Yangon — Although the National League for Democracy (NLD) won the 1990 general election, party leader Daw Aung San Suu Kyi was barred from standing.
Four months and eight days after the military regime – the State Law and Order Restoration Council (SLORC) – placed Daw Aung San Suu Kyi under house arrest at 54 University Avenue in Yangon’s Bahan Township under the State Protection Act, the election commission announced the election day and the deadline for candidate registration.
Daw Aung San Suu Kyi registered as a Lower House candidate for Bahan Township.
But candidates Labang Grawng and U Myint Than of the National Unity Party (NUP), the proxy of military dictator General Ne Win’s Burma Socialist Programme Party, filed a complaint with the township election commission about her application.

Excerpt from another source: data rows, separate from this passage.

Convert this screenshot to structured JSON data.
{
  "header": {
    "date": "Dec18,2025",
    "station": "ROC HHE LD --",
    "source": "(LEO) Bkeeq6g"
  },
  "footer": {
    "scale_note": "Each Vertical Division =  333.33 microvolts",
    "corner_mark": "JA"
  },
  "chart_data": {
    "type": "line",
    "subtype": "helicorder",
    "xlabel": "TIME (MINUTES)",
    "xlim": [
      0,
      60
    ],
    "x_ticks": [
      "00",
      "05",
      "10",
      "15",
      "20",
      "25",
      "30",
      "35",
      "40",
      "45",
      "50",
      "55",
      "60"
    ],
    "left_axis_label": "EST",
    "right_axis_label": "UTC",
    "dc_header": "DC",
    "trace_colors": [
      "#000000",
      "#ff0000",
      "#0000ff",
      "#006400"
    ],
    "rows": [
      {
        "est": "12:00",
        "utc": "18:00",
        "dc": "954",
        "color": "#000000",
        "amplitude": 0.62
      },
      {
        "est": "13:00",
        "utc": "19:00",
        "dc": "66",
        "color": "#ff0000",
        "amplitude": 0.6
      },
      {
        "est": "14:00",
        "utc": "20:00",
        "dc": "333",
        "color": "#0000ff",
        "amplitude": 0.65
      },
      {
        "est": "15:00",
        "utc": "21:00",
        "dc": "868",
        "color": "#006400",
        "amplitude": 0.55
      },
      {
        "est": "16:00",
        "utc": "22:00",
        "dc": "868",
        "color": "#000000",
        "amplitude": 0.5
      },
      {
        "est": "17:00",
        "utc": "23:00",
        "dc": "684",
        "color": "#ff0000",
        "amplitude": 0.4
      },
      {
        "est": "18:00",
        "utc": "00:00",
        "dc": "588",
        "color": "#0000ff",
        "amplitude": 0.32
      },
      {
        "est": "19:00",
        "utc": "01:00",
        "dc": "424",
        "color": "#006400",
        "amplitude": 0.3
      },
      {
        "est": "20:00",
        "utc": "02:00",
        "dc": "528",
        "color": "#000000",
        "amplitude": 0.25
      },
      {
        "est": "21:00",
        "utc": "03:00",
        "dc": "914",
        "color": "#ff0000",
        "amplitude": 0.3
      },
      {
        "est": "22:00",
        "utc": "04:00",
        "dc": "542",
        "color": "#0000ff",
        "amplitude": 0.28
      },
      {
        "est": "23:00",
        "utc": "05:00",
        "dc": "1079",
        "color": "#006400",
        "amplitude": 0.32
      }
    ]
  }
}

They said she did not meet eligibility criteria under Article 10 of Lower House Election Law due to her marriage to British academic Michael Aris.
Article 10(e) bans anyone with allegiance or entitlement to privileges from a foreign power.
Ethnic Kachin Labang Grawng, then 73, was one of the Kachin representatives who signed the historic Panglong Agreement in Shan State in 1947 with General Aung San, father of Daw Aung San Suu Kyi.
He served as a Lower House lawmaker and in the Civil Service Selection and Training Department under Gen. Ne Win’s dictatorship.
The township election commission rejected the complaint against Daw Aung San Suu Kyi but the regional election commission accepted it. She, therefore, could not stand in the first multiparty election in 30 years.
There were reportedly serious disputes within the national-level election commission over the issue. Election Commission chairman, a retired financial commissioner U Ba Htay, and a commission member, retired Brigadier General Saw Kyar Doe, who was a friend of Gen. Aung San, opposed the complaint. But other commission members, like the former ambassador to Canada, U Kyaw Nyunt, retired pension and bond commissioner U San Maung and former Lower House lawmaker Sayar Chel accepted the complaint, according to the NLD.
Ninety-three parties contested the 1990 general election. The NLD, which was born out of the pro-democracy uprising in 1988, won 392 out of 485 constituencies while the NUP took just 10 seats.
Breaking its promise to return to the barracks and hand power to the election winners, the SLORC ignored the results, despite publishing them in the government gazette.
The military regime put Daw Aung San Suu Kyi under more than 14 years of house arrest over three separate periods.
The military government organized a general election in 2010 based on the 2008 Constitution that was widely criticized as undemocratic. The NLD boycotted the vote, saying it had no trust in any election organized by the military.
However, the party contested the 2012 by-elections, saying it would promote the rule of law, build peace and amend the 2008 Constitution.
The NLD won convincingly and Daw Aung San Suu Kyi was elected to represent Kawhmu Township in Yangon Region.